Search code examples
pythonpython-3.xfile-processing

Use only a certain portion of file in every iteration


I am using an external API for Python (specifically 3.x) to get search results based on certain keywords located in a .txt file. However, due to a constraint as to how many keywords I can search for in every time interval (assume I need an hourly wait) I run the script, I can only use a portion of the keywords (say 50 keywords). How can I, Pythonically, use only a portion of the keywords in every iteration?

Let's assume I have the following list of keywords in the .txt file myWords.txt:

Lorem #0
ipsum #1
dolor #2
sit   #3
amet  #4
...
vitae #167

I want to use on the keywords found in 0-49 (i.e. the first 50 lines) on the first iteration, 50-99 on the second, 100-149 on the third, and 150-167 on the fourth and last iteration.

This is, of course, possible by reading the whole file, read an iteration counter saved elsewhere, and then choose the keyword range residing in that iterable part of the complete list. However, in what I'd like to do, I do not want to have an external counter, but rather only have my Python script and the myWords.txt where the counter is dealt with in the Python code itself.

I want to take only the keywords that I should be taking in the current run of the script (depending on the (total number of keywords)/50). At the same time, if I were to add any new keywords at the end of the myWords.txt, it should adjust the iterations accordingly, and if needed, add new iterations.


Solution

  • As far as I know there is no way to persist the keywords used between different invocations of your script. However, you do have a couple of choices in how you implement a "persistent storage" of the information that you need in different invocations of the script.

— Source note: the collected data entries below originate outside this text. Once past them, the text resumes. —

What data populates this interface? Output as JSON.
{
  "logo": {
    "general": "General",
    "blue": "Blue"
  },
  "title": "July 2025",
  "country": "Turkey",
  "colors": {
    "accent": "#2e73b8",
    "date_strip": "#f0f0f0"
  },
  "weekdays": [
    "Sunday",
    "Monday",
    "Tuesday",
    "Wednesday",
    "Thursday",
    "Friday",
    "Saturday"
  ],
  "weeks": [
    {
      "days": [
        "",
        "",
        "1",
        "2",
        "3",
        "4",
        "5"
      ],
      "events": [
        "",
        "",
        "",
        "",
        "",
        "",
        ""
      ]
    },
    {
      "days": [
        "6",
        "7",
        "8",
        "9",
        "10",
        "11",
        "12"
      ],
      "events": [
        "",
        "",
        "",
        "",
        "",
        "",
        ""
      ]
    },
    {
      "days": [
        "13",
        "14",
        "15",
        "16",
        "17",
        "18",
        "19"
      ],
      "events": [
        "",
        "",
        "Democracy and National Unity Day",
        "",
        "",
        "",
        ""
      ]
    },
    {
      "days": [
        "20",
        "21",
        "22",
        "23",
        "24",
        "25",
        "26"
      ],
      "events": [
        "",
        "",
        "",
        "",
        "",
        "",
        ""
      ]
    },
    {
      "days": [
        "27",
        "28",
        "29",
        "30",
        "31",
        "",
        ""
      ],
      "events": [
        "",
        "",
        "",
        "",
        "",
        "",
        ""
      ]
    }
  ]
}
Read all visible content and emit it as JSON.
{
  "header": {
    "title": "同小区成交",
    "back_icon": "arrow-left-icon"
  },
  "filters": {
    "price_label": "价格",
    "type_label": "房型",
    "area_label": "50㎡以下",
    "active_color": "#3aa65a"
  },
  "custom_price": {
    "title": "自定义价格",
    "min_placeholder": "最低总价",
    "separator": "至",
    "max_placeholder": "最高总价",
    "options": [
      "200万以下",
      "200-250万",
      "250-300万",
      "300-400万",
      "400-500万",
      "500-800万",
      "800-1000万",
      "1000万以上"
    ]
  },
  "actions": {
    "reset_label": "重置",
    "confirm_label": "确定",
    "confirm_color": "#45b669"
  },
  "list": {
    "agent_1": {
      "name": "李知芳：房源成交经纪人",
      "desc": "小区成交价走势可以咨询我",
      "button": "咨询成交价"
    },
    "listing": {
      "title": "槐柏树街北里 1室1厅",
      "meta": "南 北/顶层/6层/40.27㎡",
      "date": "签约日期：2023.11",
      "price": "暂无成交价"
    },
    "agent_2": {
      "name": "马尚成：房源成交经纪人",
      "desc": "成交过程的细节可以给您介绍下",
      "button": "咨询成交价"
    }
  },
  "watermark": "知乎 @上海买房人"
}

    1. Instead of just having a single input file named myWords.txt, you could have two files. One file containing keywords that you want to search for and one file containing keywords that you've already searched for. As you search for keywords you remove them from the one file and place them in the other.
    2. You can implement a persistent storage strategy, that stores the words.
    3. (The easiest thing and what I would do) is just have a file named next_index.txt and store the last index from your iteration.

    Here is an implementation of what I would do:

    Create a next position file

    echo 0 > next_pos.txt
    

    Now do your work

    with open('next_pos.txt') as fh:
        next_pos = int(fh.read().strip())
    
    rows_to_search = 2 # This would be 50 in your case
    keywords = list()
    with open('myWords.txt') as fh:
        fh.seek(next_pos)
        for _ in range(rows_to_search):
           keyword = fh.readline().strip()
           keywords.append(keyword)
           next_pos = fh.tell()
    
    # Store cursor location in file.
    with open('next_pos.txt', 'w') as fh:
        fh.write(str(next_pos))
    
    # Make your API call
    # Rinse, Wash, Repeat
    

    As I've stated you have lots of options, and I don't know if any one way is more Pythonic than any other, but whatever you do try and keep it simple.